Stella still didn’t know what the story was, but she no longer seemed to care. In August, she anchored the Saturday morning news program while the regular host was on vacation. A year into her work as a reporter, it was becoming obvious that the KCN executives had bigger plans for her. Her assignments got better, and she was no longer on the morning shift. She appeared on shows across the network, often in prime time. Our lobby was lined with larger-than-life posters of Rebecca Carter and her ilk: the chief White House correspondent, the morning show anchors, the Peabody-winning investigative reporter. The bona fide stars of the network. A few weeks after Stella’s first turn in the anchor chair, her poster went up in the lobby. Stella, with a royal purple sheath dress and shiny blond hair, arms crossed and gaze serious, with the KCN tagline, The News You Need.
In the past, at least Stella had the grace to behave with self-awareness. When she vacationed in Gstaad and St. Barts, she downplayed the glamour. When men competed to buy her drinks, she dismissed them as shallow and dumb. Even just last year, when she and Jamie started dating, she broke the news conscientiously. Stella always made an effort to bridge the socioeconomic and aesthetic gulf that separated us.
And why did she do this? Because she needed me. Because I was loyal. Because I was the only person who gave her the steadfast attention she craved. Because she was most alive when she had an audience, and I made her feel alive. Who else could see past her vanity, her temper tantrums, her mood swings, and give her what she needed in order to feel like herself? She had to make those efforts, because if she were to alienate me completely, who would she have left?
Well, I’ll tell you who. The most loyal audience there is: viewers of cable news.
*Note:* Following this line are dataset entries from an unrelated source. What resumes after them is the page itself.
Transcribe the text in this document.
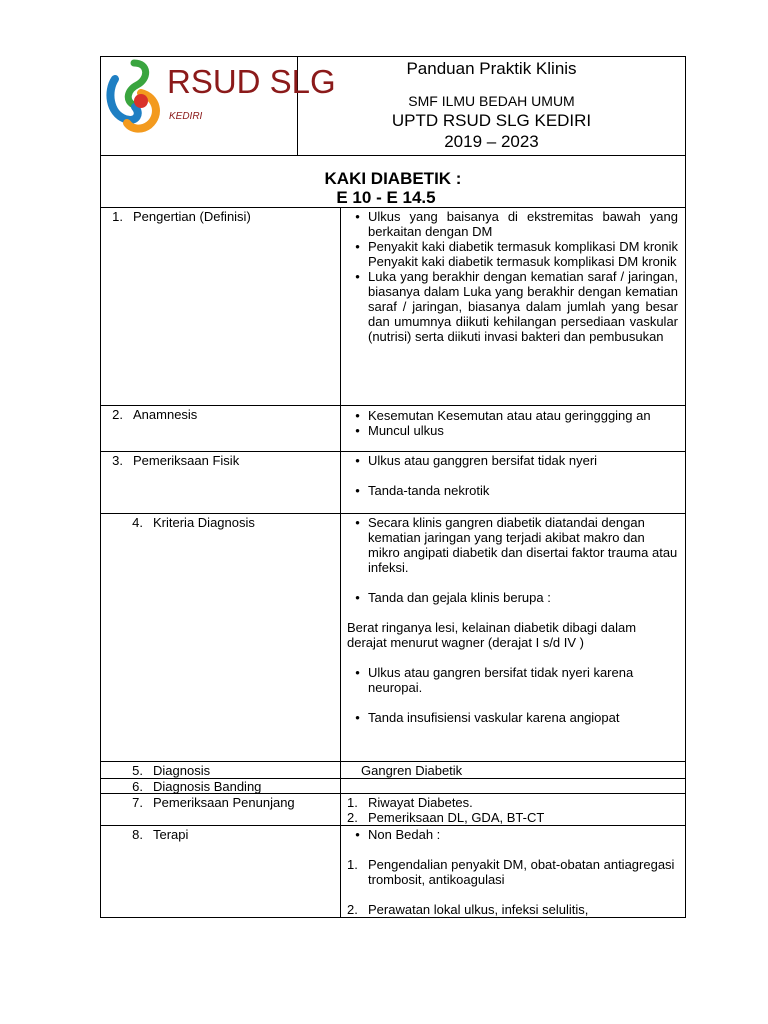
RSUD SLG
KEDIRI
Panduan Praktik Klinis
SMF ILMU BEDAH UMUM
UPTD RSUD SLG KEDIRI
2019 – 2023
KAKI DIABETIK :
E 10 - E 14.5
1. Pengertian (Definisi)	• Ulkus yang baisanya di ekstremitas bawah yang berkaitan dengan DM
• Penyakit kaki diabetik termasuk komplikasi DM kronik Penyakit kaki diabetik termasuk komplikasi DM kronik
• Luka yang berakhir dengan kematian saraf / jaringan, biasanya dalam Luka yang berakhir dengan kematian saraf / jaringan, biasanya dalam jumlah yang besar dan umumnya diikuti kehilangan persediaan vaskular (nutrisi) serta diikuti invasi bakteri dan pembusukan
2. Anamnesis	• Kesemutan Kesemutan atau atau geringgging an
• Muncul ulkus
3. Pemeriksaan Fisik	• Ulkus atau ganggren bersifat tidak nyeri
• Tanda-tanda nekrotik
4. Kriteria Diagnosis	• Secara klinis gangren diabetik diatandai dengan kematian jaringan yang terjadi akibat makro dan mikro angipati diabetik dan disertai faktor trauma atau infeksi.
• Tanda dan gejala klinis berupa :
Berat ringanya lesi, kelainan diabetik dibagi dalam derajat menurut wagner (derajat I s/d IV )
• Ulkus atau gangren bersifat tidak nyeri karena neuropai.
• Tanda insufisiensi vaskular karena angiopat
5. Diagnosis	Gangren Diabetik
6. Diagnosis Banding
7. Pemeriksaan Penunjang	1. Riwayat Diabetes.
2. Pemeriksaan DL, GDA, BT-CT
8. Terapi	• Non Bedah :
1. Pengendalian penyakit DM, obat-obatan antiagregasi trombosit, antikoagulasi
2. Perawatan lokal ulkus, infeksi selulitis,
“A toast,” Thomas said, lifting his glass. The six of us—the Bradley family plus Jamie and me—were seated around their dining table on a Sunday evening in October. Thomas glowed with the pride of a parent whose once-problematic child has, by succeeding unexpectedly, erased every painful memory of the past. “To our Stella.”
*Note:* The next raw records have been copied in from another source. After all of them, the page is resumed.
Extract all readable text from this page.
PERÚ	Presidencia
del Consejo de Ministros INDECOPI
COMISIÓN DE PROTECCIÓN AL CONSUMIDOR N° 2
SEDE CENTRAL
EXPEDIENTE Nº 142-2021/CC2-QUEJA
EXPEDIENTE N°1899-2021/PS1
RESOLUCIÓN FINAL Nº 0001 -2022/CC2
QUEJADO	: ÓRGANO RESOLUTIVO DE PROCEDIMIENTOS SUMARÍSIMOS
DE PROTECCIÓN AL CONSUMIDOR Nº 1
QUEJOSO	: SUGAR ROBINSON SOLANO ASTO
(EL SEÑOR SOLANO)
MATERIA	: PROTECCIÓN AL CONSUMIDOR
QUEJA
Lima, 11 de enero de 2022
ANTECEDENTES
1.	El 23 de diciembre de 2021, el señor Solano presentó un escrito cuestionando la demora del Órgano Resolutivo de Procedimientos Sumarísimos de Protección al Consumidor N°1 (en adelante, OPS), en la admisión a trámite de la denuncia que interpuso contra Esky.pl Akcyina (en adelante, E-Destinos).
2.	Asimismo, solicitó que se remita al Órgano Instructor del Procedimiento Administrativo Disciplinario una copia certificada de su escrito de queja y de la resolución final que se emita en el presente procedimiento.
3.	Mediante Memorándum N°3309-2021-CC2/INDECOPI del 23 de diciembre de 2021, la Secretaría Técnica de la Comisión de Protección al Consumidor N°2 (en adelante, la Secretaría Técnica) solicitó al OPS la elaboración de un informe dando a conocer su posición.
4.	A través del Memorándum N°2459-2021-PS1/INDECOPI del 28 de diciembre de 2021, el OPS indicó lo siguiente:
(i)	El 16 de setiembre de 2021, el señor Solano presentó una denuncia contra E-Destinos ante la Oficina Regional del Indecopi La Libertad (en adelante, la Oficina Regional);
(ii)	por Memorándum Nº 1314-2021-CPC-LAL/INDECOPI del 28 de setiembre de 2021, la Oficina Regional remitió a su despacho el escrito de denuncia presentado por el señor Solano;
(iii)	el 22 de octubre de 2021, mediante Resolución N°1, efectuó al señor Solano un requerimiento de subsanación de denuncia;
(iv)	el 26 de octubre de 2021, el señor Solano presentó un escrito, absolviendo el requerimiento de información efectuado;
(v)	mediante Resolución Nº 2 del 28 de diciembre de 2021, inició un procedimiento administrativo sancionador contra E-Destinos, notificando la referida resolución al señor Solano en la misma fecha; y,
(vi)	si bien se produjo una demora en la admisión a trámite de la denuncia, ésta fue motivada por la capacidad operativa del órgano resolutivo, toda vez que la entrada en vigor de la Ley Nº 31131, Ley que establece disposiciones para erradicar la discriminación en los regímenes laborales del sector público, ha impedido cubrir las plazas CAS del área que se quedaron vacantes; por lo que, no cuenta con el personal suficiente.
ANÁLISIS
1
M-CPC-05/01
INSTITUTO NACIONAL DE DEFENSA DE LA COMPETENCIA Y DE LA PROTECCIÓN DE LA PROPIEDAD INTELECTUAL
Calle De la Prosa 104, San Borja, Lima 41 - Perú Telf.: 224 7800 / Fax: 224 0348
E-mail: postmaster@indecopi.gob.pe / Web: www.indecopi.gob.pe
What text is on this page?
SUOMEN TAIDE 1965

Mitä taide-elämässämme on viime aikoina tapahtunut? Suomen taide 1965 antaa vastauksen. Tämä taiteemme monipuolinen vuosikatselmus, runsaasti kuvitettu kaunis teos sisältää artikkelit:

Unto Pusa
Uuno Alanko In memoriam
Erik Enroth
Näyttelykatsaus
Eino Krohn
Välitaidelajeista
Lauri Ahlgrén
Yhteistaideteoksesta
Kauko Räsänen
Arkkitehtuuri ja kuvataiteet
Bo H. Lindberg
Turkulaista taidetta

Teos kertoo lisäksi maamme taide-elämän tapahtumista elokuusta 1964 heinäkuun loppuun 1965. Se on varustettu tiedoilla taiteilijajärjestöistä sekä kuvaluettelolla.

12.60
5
“We’re so proud of you, sweetheart,” Anne said.
Stella smiled. “Don’t forget the best part, Daddy. We won the demo last week.”
“Like winning a beauty pageant judged by a blind man,” Jamie said quietly.
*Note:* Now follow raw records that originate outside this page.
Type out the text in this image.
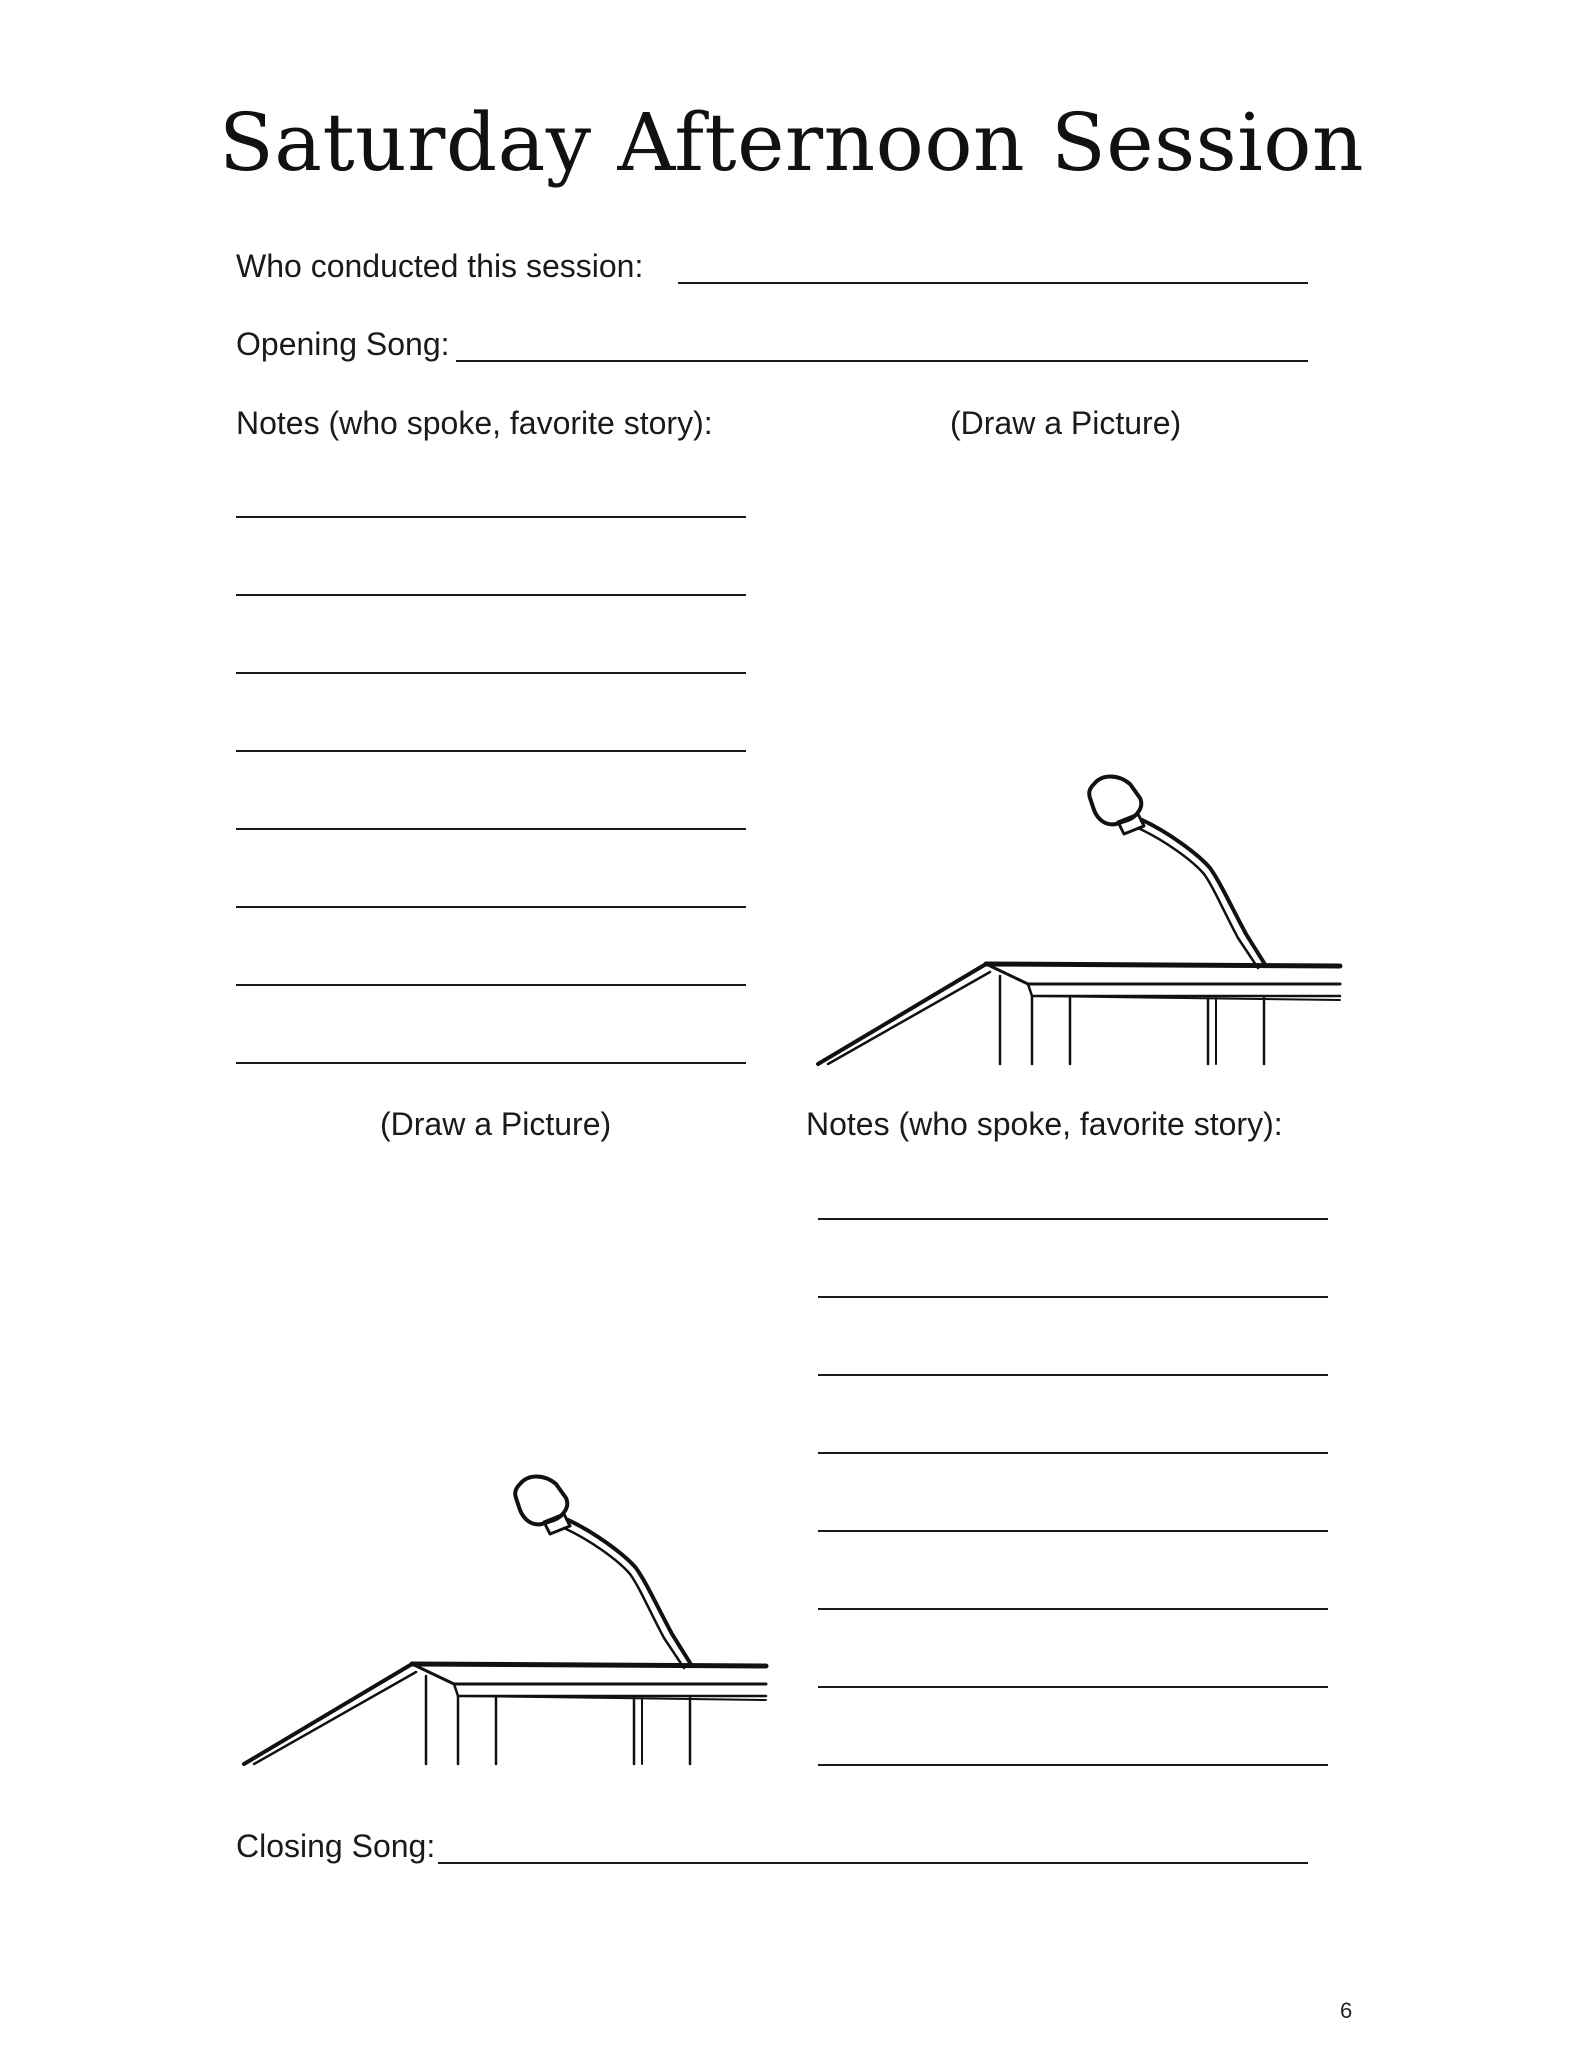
Saturday Afternoon Session
Who conducted this session:
Opening Song:
Notes (who spoke, favorite story):	(Draw a Picture)
(Draw a Picture)	Notes (who spoke, favorite story):
Closing Song:
6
“Oh?” I whispered. “You mean eighteen- to forty-nine-year-olds aren’t flocking to cable news in droves at 9 a.m. on Saturdays?”
“What are you two talking about?” Stella said. “You know it’s rude to whisper, Violet.”
“Nothing.” I lifted my glass. “Just toasting to you.”
It was chilly for October, and there was a blazing fire in the dining room fireplace. So many meals like this had peppered my years of friendship with Stella: the finely embroidered napkins, the heirloom silver, the distinctive taste of oregano in the roasted Cornish game hen. The world could change, years could pass, but there would always be these constants. Thomas often boasted of how his Bradley ancestors fought in the Revolutionary War. And, really, how different was this life from that of his ancestors? Strip away the changing technologies and fashions, and what remained was the comfort and the power of wealth. And especially the endurance of wealth: the system we lived in produced certain victors, and pointed to those victors as proof of its own efficacy. Just look at Stella.
“You must hear all sorts of buzz about Stella,” Anne said, looking at me as she cut her food into small pieces. “Ginny tells me she’s really putting her mark on the place.”
“Of course,” I said. “Although I’ve been a bit distracted lately. It’s been busy.”
“Violet’s being modest,” Jamie said. “She’s working on a big story.”
My cheeks grew hot. A year into their relationship and he still hadn’t learned how to avoid pissing Stella off. “We’ll see if it turns into anything,” I said.